“A bunda, que engraçada”, já sabia Drummond. “Está sempre sorrindo, nunca é trágica.” Dividida ao meio, tem uma nádega apoiada na linguagem chula e a outra na mais cândida intimidade. Informal sempre, deve-se evitá-la em discursos educados: preferir um clínico glúteos, um anódino nádegas, um inocente traseiro, um tatibitate bumbum, um cômico fundilhos, um pândego pandeiro, um pedante derrière ou mesmo um regionalista tundá – entre outras opções disponíveis num vocabulário vasto.
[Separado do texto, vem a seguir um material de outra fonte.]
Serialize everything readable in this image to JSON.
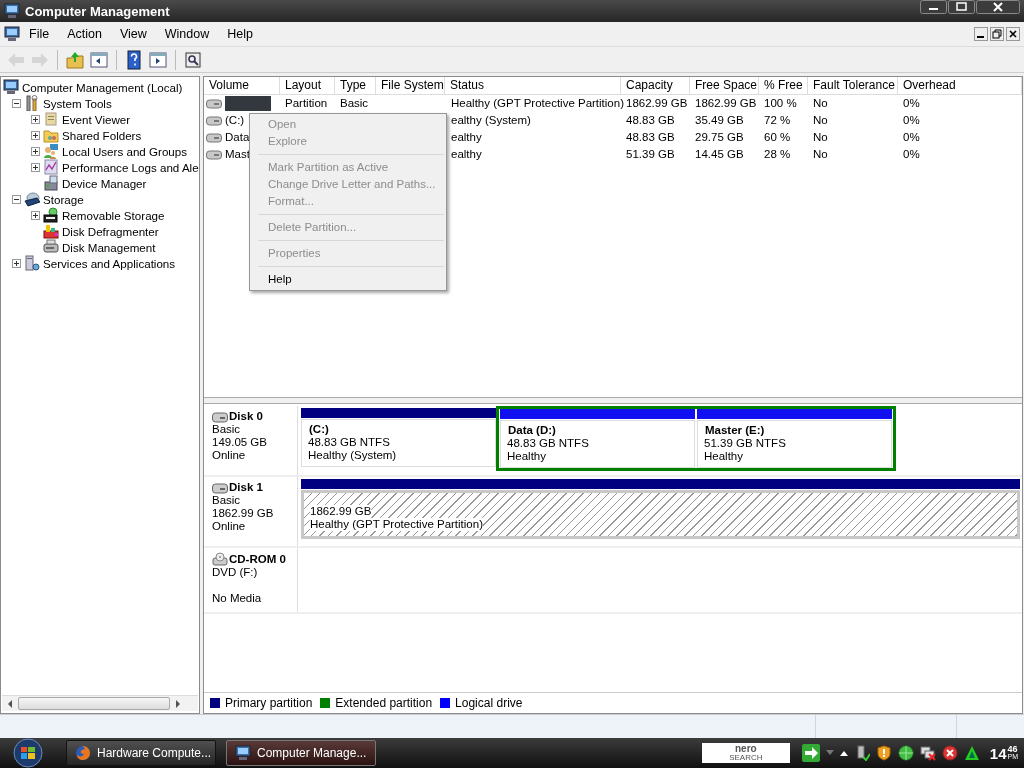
{
  "window": {
    "title": "Computer Management"
  },
  "menu": [
    "File",
    "Action",
    "View",
    "Window",
    "Help"
  ],
  "toolbar": [
    {
      "kind": "back",
      "disabled": true
    },
    {
      "kind": "forward",
      "disabled": true
    },
    {
      "kind": "sep"
    },
    {
      "kind": "up",
      "disabled": false
    },
    {
      "kind": "tree",
      "disabled": false
    },
    {
      "kind": "sep"
    },
    {
      "kind": "help",
      "disabled": false
    },
    {
      "kind": "pane",
      "disabled": false
    },
    {
      "kind": "sep"
    },
    {
      "kind": "props",
      "disabled": false
    }
  ],
  "tree": [
    {
      "label": "Computer Management (Local)",
      "children": [
        {
          "label": "System Tools",
          "expanded": true,
          "children": [
            {
              "label": "Event Viewer",
              "expanded": false
            },
            {
              "label": "Shared Folders",
              "expanded": false
            },
            {
              "label": "Local Users and Groups",
              "expanded": false
            },
            {
              "label": "Performance Logs and Ale",
              "expanded": false
            },
            {
              "label": "Device Manager"
            }
          ]
        },
        {
          "label": "Storage",
          "expanded": true,
          "children": [
            {
              "label": "Removable Storage",
              "expanded": false
            },
            {
              "label": "Disk Defragmenter"
            },
            {
              "label": "Disk Management"
            }
          ]
        },
        {
          "label": "Services and Applications",
          "expanded": false
        }
      ]
    }
  ],
  "table": {
    "columns": [
      "Volume",
      "Layout",
      "Type",
      "File System",
      "Status",
      "Capacity",
      "Free Space",
      "% Free",
      "Fault Tolerance",
      "Overhead"
    ],
    "rows": [
      {
        "selected": true,
        "cells": [
          "",
          "Partition",
          "Basic",
          "",
          "Healthy (GPT Protective Partition)",
          "1862.99 GB",
          "1862.99 GB",
          "100 %",
          "No",
          "0%"
        ]
      },
      {
        "selected": false,
        "cells": [
          "(C:)",
          "",
          "",
          "",
          "ealthy (System)",
          "48.83 GB",
          "35.49 GB",
          "72 %",
          "No",
          "0%"
        ]
      },
      {
        "selected": false,
        "cells": [
          "Data",
          "",
          "",
          "",
          "ealthy",
          "48.83 GB",
          "29.75 GB",
          "60 %",
          "No",
          "0%"
        ]
      },
      {
        "selected": false,
        "cells": [
          "Mast",
          "",
          "",
          "",
          "ealthy",
          "51.39 GB",
          "14.45 GB",
          "28 %",
          "No",
          "0%"
        ]
      }
    ]
  },
  "context_menu": [
    {
      "kind": "item",
      "label": "Open",
      "disabled": true
    },
    {
      "kind": "item",
      "label": "Explore",
      "disabled": true
    },
    {
      "kind": "separator"
    },
    {
      "kind": "item",
      "label": "Mark Partition as Active",
      "disabled": true
    },
    {
      "kind": "item",
      "label": "Change Drive Letter and Paths...",
      "disabled": true
    },
    {
      "kind": "item",
      "label": "Format...",
      "disabled": true
    },
    {
      "kind": "separator"
    },
    {
      "kind": "item",
      "label": "Delete Partition...",
      "disabled": true
    },
    {
      "kind": "separator"
    },
    {
      "kind": "item",
      "label": "Properties",
      "disabled": true
    },
    {
      "kind": "separator"
    },
    {
      "kind": "item",
      "label": "Help",
      "disabled": false
    }
  ],
  "disks": [
    {
      "kind": "disk",
      "name": "Disk 0",
      "info": [
        "Basic",
        "149.05 GB",
        "Online"
      ],
      "partitions": [
        {
          "kind": "primary",
          "title": "(C:)",
          "size": "48.83 GB NTFS",
          "status": "Healthy (System)"
        },
        {
          "kind": "extended",
          "children": [
            {
              "kind": "logical",
              "title": "Data  (D:)",
              "size": "48.83 GB NTFS",
              "status": "Healthy"
            },
            {
              "kind": "logical",
              "title": "Master  (E:)",
              "size": "51.39 GB NTFS",
              "status": "Healthy"
            }
          ]
        }
      ]
    },
    {
      "kind": "disk",
      "name": "Disk 1",
      "info": [
        "Basic",
        "1862.99 GB",
        "Online"
      ],
      "partitions": [
        {
          "kind": "primary",
          "hatched": true,
          "size": "1862.99 GB",
          "status": "Healthy (GPT Protective Partition)"
        }
      ]
    },
    {
      "kind": "cdrom",
      "name": "CD-ROM 0",
      "info": [
        "DVD (F:)"
      ],
      "note": "No Media"
    }
  ],
  "legend": [
    {
      "label": "Primary partition",
      "color": "#000080"
    },
    {
      "label": "Extended partition",
      "color": "#008000"
    },
    {
      "label": "Logical drive",
      "color": "#0000ff"
    }
  ],
  "taskbar": {
    "tasks": [
      {
        "label": "Hardware Compute...",
        "selected": false
      },
      {
        "label": "Computer Manage...",
        "selected": true
      }
    ],
    "search_logo": [
      "nero",
      "SEARCH"
    ],
    "clock": {
      "hour": "14",
      "minute": "46",
      "ampm": "PM"
    }
  }
}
Afinal, não estamos falando de um “nome feio”? O mais risonho e infantil dos palavrões, mas ainda palavrão? Bem, quase isso. Bunda é um vocábulo que ainda não entregou suas últimas reservas de crueza ao sistema – ao sistema da língua asséptica, polidinha, carimbada. A população brasileira em peso sabe que, no fundo, é bunda mesmo a palavra definitiva para aquele volume musculoadiposo que os seres humanos têm na parte de trás do quadril, em graus variados de proeminência, ao sul de quem é dono dela. Por que, então, o vocábulo conserva-se maliciosamente sorridente, como queria Drummond?
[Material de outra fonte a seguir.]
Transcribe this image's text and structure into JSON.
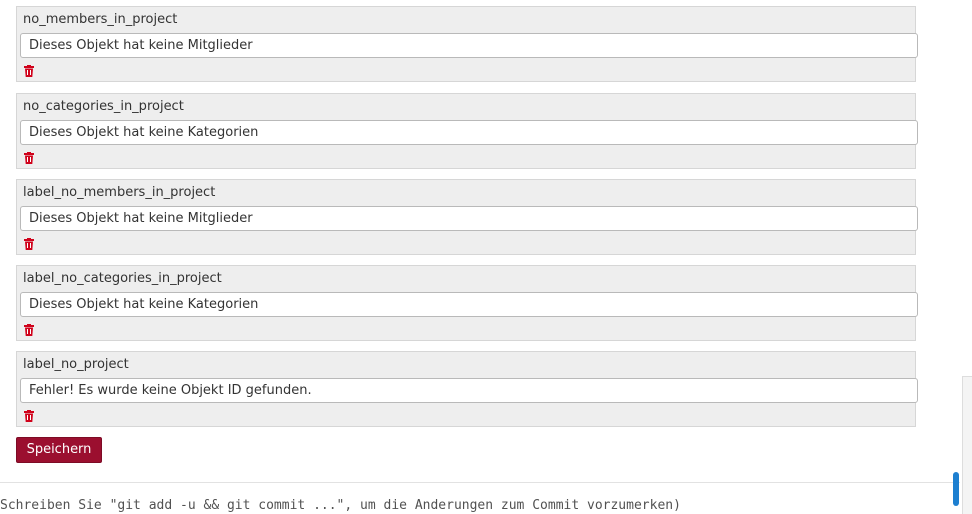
{
  "entries": [
    {
      "key": "no_members_in_project",
      "value": "Dieses Objekt hat keine Mitglieder"
    },
    {
      "key": "no_categories_in_project",
      "value": "Dieses Objekt hat keine Kategorien"
    },
    {
      "key": "label_no_members_in_project",
      "value": "Dieses Objekt hat keine Mitglieder"
    },
    {
      "key": "label_no_categories_in_project",
      "value": "Dieses Objekt hat keine Kategorien"
    },
    {
      "key": "label_no_project",
      "value": "Fehler! Es wurde keine Objekt ID gefunden."
    }
  ],
  "actions": {
    "save_label": "Speichern"
  },
  "icons": {
    "delete": "trash-icon",
    "delete_color": "#d0021b"
  },
  "colors": {
    "button_bg": "#9b0f2f",
    "entry_bg": "#eeeeee",
    "scrollbar": "#1d7fd0"
  },
  "background": {
    "partial_text": "Schreiben Sie \"git add -u && git commit ...\", um die Änderungen zum Commit vorzumerken)"
  }
}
Trata-se de um brasileirismo de origem africana. Veio do quimbundo mbunda, “quadris, nádegas” (sentido que tem também em Angola), e tomou em nosso vocabulário sócio-erótico-anatômico um assento que em condições normais estaria reservado a um filho do latim culus, como ocorreu em Portugal. O pioneiro no registro do vocábulo originado no quimbundo foi o dicionário Constâncio de 1836, o que quer dizer que a bunda já devia saracotear por aí sem certidão de nascimento pelo menos desde o século 18.
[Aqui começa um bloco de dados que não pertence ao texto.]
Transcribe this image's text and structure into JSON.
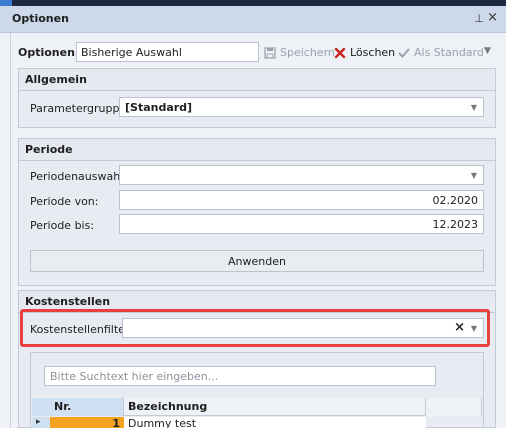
{
  "window": {
    "title": "Optionen",
    "pin_glyph": "⊥",
    "close_glyph": "×"
  },
  "options_bar": {
    "label": "Optionen:",
    "value": "Bisherige Auswahl",
    "save_label": "Speichern",
    "delete_label": "Löschen",
    "standard_label": "Als Standard",
    "icons": {
      "save": "save-icon",
      "delete": "delete-icon",
      "standard": "checkmark-icon"
    }
  },
  "allgemein": {
    "heading": "Allgemein",
    "param_label": "Parametergruppe:",
    "param_value": "[Standard]"
  },
  "periode": {
    "heading": "Periode",
    "auswahl_label": "Periodenauswahl:",
    "auswahl_value": "",
    "von_label": "Periode von:",
    "von_value": "02.2020",
    "bis_label": "Periode bis:",
    "bis_value": "12.2023",
    "apply_label": "Anwenden"
  },
  "kostenstellen": {
    "heading": "Kostenstellen",
    "filter_label": "Kostenstellenfilter:",
    "filter_value": "",
    "search_placeholder": "Bitte Suchtext hier eingeben...",
    "columns": [
      "Nr.",
      "Bezeichnung"
    ],
    "rows": [
      {
        "nr": "1",
        "bezeichnung": "Dummy test"
      }
    ]
  },
  "colors": {
    "accent": "#3d7bd1",
    "highlight": "#e8413d",
    "selected": "#f4a21f"
  }
}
Como curiosidade, registre-se o uso que o escritor Monteiro Lobato (foto) gostava de fazer da expressão pejorativa “língua bunda” para designar o português inculto falado pela maioria da população brasileira – em consonância com o sentido de “ordinário, de baixa qualidade” que a palavra conserva até hoje.
Num dos contos de “Urupês”, Lobato menciona jornais populares nos quais “se estampam em língua bunda as facadas que Pé Espalhado deu no Camisa Preta…”. A expressão volta a aparecer em sua correspondência com Godofredo Rangel, reunida em “A barca de Gleyre”, onde a escritora Ana Maria Gonçalves encontrou recentemente uma coleção de declarações abertamente racistas do criador de Narizinho – racismo que tudo indica estar também na origem da locução “língua bunda”.